Komitmen demikian butuh kehendak yang kuat dan bulat. Itu artinya untuk menjadi setia, orang harus bersedia dan rela berkorban untuk memberikan dirinya. Justru pengorbanan macam inilah yang sekarang sedang luntur. Tak heran jika kini banyak kesetiaan yang ambyar.
Itu artinya, untuk menjadi setia, orang harus bersedia dan rela berkorban untuk memberikan dirinya.

Sinetron politik ”ambyar”

Seperti dalam cinta, kesetiaan juga merupakan nilai dalam politik. Maka dalam ilmu politik, kesetiaan disebut sebagai keutamaan politik. Politik yang baik tercipta jika politikusnya setia pada janji politiknya, setia pada konstituennya, dan setia pada mitra koalisinya dalam mengejar cita-cita yang disepakati bersama.
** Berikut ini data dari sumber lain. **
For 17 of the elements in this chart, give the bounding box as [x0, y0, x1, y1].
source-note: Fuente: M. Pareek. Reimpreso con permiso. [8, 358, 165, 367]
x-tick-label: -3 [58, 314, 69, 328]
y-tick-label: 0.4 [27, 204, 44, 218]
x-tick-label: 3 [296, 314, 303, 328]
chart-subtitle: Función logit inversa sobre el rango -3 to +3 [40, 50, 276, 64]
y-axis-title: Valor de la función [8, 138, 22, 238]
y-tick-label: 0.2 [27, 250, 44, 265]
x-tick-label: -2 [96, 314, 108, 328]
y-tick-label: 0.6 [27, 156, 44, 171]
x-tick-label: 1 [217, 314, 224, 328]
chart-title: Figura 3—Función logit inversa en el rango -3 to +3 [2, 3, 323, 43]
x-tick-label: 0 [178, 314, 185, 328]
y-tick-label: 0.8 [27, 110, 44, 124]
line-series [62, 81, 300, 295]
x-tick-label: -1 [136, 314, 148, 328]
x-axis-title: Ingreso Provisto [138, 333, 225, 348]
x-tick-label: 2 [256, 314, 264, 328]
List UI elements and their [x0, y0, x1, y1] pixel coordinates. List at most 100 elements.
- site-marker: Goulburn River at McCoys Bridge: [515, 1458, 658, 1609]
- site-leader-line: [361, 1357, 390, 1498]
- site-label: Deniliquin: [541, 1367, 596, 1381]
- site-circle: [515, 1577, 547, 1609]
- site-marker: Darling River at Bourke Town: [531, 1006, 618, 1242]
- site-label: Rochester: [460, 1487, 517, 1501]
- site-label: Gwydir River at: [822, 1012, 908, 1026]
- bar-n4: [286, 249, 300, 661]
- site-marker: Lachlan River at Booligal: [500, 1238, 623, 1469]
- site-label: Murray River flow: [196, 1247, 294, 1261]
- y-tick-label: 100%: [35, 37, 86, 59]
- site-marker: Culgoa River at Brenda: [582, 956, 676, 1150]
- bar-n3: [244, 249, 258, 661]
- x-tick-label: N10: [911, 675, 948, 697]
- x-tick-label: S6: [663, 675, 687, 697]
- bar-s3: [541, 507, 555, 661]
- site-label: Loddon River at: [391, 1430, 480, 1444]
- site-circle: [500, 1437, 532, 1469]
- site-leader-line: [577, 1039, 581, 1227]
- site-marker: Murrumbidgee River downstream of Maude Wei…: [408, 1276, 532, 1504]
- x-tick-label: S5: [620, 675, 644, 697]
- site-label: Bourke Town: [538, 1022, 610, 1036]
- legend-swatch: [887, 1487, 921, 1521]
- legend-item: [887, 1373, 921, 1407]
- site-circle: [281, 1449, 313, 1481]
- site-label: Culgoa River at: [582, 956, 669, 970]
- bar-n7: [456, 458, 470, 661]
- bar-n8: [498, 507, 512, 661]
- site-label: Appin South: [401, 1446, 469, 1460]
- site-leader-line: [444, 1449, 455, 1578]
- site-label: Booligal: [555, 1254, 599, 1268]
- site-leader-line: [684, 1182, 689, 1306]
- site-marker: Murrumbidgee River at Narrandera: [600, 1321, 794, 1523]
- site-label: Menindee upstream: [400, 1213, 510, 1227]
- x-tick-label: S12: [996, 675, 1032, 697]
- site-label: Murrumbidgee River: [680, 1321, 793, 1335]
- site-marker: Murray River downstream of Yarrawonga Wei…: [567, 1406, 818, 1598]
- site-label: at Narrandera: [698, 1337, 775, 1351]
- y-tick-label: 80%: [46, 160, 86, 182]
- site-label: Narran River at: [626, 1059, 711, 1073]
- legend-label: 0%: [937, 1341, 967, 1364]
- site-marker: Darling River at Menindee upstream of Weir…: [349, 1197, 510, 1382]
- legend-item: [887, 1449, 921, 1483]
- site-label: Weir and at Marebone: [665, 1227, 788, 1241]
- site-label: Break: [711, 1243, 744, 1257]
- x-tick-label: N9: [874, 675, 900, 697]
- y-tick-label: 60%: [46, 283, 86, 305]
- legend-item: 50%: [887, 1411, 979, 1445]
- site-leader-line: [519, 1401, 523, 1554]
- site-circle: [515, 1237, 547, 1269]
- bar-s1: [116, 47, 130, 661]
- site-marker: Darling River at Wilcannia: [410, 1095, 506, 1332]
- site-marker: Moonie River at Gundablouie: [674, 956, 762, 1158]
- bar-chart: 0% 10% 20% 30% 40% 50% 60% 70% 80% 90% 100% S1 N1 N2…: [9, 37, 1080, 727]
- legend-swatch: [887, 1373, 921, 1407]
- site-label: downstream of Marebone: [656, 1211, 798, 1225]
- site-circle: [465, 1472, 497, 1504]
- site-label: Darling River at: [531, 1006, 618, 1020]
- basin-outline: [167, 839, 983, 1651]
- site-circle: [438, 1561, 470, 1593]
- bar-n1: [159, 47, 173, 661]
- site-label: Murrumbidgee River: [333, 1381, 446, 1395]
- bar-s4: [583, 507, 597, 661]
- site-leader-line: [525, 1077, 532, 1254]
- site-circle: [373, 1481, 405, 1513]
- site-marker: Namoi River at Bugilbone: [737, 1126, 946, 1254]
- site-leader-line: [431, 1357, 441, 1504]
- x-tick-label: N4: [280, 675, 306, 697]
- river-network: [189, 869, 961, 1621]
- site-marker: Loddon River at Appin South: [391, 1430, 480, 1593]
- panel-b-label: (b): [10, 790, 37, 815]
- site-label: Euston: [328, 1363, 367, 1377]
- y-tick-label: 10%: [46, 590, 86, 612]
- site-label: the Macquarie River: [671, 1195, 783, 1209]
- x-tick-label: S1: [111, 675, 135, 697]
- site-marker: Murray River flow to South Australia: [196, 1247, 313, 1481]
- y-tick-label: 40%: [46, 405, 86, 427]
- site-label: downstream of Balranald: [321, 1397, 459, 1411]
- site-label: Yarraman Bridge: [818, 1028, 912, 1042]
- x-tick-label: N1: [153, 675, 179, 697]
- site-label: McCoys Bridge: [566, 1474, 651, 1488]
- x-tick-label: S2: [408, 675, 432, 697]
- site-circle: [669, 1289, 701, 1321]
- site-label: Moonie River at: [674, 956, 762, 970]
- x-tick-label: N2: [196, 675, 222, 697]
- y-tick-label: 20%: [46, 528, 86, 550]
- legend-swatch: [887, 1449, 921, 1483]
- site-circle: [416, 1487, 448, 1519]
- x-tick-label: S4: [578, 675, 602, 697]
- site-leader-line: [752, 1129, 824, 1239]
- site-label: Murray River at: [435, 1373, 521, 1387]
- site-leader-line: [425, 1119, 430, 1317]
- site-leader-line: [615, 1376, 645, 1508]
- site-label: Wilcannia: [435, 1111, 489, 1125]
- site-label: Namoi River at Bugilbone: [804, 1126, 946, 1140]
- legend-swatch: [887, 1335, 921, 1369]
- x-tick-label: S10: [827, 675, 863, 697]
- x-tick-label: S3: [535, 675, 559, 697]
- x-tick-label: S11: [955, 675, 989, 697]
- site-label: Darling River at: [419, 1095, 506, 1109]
Jelas, politik yang baik mengandaikan kesetiaan. Apabila menjunjung tinggi nilai itu, politik serta-merta akan mewujudkan kesetiaan dalam komitmen, serta pemberian dan pengorbanan diri yang jujur dan tulus. Namun, justru dalam politik, orang dengan amat mudah mengkhianati kesetiaan, mengingkari komitmen, dan menjerumuskan diri dalam perselingkuhan politik yang baru.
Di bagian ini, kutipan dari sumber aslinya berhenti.